Iñaki and Totty sit at a round table near Dr. Lew, having a lunch meeting with two Colombians. The four are discussing a plan to market the restaurant to Colombians, who are moving into the neighborhood in droves. More and more, the Cubans who left Havana after Castro’s arrival are now leaving Little Havana, with its pink dollhouses guarded by plaster lions, and its old shoe-box-shaped apartment buildings hemmed in by sagging cyclone fences—Little Havana, which is nothing like big Havana. The prosperous Cubans are moving to the pretty streets off Ponce de Leon Boulevard, in Coral Gables, which looks like the elegant Miramar section of Havana; or to Kendall, near the newest, biggest Miami malls; or to breezy golf-course houses on Key Biscayne. Centro Vasco, which had been an amble from their front doors and a home away from home, is now a fifteen-minute drive on a six-lane freeway—a home away from home away from home.

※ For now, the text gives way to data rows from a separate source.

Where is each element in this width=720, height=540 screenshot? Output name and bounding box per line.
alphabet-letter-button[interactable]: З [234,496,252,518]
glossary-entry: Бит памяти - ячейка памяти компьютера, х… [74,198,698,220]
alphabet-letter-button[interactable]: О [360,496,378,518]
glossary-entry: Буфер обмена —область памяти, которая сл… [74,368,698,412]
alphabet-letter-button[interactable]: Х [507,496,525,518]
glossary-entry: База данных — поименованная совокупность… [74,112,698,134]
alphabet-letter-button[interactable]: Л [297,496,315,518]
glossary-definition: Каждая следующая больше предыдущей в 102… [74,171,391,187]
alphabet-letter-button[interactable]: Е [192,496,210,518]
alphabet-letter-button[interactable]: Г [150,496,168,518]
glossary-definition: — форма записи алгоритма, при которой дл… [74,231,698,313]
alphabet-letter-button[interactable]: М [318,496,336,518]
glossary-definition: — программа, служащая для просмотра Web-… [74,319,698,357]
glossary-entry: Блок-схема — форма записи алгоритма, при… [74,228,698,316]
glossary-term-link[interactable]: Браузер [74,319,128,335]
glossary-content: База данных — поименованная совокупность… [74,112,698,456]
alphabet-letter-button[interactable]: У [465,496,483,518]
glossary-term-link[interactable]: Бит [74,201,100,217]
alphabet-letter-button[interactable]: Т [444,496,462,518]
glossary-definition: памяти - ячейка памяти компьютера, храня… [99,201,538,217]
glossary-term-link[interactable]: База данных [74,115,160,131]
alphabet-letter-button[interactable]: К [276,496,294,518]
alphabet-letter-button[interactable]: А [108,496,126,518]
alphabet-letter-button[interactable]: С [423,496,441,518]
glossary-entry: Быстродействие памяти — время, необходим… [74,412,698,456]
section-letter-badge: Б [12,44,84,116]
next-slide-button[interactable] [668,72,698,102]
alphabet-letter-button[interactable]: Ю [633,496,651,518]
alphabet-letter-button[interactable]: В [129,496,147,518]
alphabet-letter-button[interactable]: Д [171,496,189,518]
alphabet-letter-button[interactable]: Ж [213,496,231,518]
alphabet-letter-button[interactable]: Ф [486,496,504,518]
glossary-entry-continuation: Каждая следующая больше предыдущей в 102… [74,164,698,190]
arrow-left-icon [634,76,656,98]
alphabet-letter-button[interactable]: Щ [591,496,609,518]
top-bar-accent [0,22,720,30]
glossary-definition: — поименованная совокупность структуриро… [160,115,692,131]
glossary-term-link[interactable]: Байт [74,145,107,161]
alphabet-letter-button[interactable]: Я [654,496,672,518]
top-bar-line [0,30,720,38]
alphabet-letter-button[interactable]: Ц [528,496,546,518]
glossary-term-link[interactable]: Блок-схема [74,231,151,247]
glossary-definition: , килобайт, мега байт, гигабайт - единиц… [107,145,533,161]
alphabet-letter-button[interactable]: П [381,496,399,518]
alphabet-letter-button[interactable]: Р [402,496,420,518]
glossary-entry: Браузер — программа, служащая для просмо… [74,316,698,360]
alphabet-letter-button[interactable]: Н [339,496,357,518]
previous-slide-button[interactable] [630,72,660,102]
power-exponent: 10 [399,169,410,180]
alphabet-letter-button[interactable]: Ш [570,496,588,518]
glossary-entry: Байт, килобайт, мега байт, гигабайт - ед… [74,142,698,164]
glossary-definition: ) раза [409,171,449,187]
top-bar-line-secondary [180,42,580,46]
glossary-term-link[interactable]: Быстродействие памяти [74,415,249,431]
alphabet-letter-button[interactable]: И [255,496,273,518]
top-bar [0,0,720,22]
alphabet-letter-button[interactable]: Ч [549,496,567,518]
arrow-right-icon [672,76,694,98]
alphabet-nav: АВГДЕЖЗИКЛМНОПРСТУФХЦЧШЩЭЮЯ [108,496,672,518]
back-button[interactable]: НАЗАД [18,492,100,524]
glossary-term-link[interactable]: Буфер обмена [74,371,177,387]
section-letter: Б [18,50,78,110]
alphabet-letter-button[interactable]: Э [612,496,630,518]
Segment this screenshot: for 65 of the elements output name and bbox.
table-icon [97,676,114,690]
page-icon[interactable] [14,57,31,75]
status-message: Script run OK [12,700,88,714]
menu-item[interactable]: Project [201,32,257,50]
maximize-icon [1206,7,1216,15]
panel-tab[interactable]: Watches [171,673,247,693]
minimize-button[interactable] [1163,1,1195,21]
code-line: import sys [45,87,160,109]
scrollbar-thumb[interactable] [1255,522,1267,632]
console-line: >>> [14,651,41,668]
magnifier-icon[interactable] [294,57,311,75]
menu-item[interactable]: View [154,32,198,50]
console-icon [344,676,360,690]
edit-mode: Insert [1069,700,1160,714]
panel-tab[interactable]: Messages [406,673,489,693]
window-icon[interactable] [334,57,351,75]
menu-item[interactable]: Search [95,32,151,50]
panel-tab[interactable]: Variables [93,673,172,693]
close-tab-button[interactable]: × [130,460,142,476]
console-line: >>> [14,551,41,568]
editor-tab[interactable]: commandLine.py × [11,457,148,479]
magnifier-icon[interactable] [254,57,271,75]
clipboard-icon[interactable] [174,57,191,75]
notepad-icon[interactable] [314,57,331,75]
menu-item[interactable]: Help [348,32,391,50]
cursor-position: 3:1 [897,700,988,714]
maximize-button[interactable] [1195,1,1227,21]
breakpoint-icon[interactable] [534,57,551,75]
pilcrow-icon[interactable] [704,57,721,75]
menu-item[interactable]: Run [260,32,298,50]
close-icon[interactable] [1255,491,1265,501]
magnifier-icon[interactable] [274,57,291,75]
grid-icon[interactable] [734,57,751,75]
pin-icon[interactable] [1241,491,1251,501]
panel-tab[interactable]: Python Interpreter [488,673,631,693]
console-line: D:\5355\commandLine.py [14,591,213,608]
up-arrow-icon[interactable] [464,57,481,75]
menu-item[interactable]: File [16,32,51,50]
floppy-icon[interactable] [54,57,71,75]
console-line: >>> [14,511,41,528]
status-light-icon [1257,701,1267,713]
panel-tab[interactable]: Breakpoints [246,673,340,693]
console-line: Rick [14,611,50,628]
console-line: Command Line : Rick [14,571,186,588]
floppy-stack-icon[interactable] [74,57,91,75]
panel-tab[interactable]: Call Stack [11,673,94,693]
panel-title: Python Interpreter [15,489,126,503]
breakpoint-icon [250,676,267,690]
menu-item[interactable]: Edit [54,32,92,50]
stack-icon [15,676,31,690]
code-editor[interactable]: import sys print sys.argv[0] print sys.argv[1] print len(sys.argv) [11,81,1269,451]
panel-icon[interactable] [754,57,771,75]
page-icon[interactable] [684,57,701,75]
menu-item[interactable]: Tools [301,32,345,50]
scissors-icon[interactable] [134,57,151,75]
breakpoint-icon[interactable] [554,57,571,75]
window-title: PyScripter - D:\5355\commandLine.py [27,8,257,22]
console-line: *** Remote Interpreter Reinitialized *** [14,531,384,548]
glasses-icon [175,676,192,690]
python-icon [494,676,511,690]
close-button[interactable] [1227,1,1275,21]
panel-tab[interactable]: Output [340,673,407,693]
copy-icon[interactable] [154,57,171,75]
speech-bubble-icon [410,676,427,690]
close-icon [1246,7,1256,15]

Totty and Iñaki think a lot about how to keep Centro Vasco going in the present. They have plans to open a Little Havana theme park behind the restaurant: there would be cigar and rum concessions and a huge map of Cuba, made out of Cuban soil, and a mural showing the names of American companies that want to do business in Cuba as soon as the embargo is lifted and Castro leaves. Totty and Iñaki have already added more live music on weekends in order to draw young people who were probably sick of hearing their parents talk about old Havana, and who otherwise might not want to spend time somewhere so sentimental and old-fashioned, so much part of another generation. Now performers like Albita and Malena Burke, another popular singer, draw them in. And even that has its ironies, because the music that Malena Burke and Albita perform here and have made so popular with young Cuban Americans is son and guajira and bolero—the sentimental, old-fashioned music of the prerevolutionary Cuban countryside. Totty and Iñaki have also come up with the idea that Centro Vasco ought to have a special Colombian day. As I sit down at their table, they and the Colombians are talking about something that ends with Iñaki saying,
“Barbra Streisand, okay, she has a great, great, great voice, but she doesn’t dance! She just stands there!”
The Colombians nod.
“Anyway,” Totty says, “for the special Colombian day we’ll have a Colombian menu, we’ll decorate, it’ll be so wonderful.”
One of the Colombians clears his throat. He is as tanned as toast and has the kind of muscles you could bounce coins off. He says to Totty, “The perfect thing would be to do it on Cartagena Independence Day. We’ll do a satellite feed of the finals from the Miss Colombia beauty pageant.” He lifts his fork and pushes a clam around on his plate. “I think this will be very, very, very important to the community.”
“Perfect,” Totty says.
“We’ll decorate,” Iñaki says.
Totty says, “We’ll make it so it will be just like home.”
I told everyone that I wanted to go to Havana. The place had hung over my shoulder ever since I got to Miami. What kind of place was it, that it could persist so long in memory, make people murderous, make them hungry, make them cry?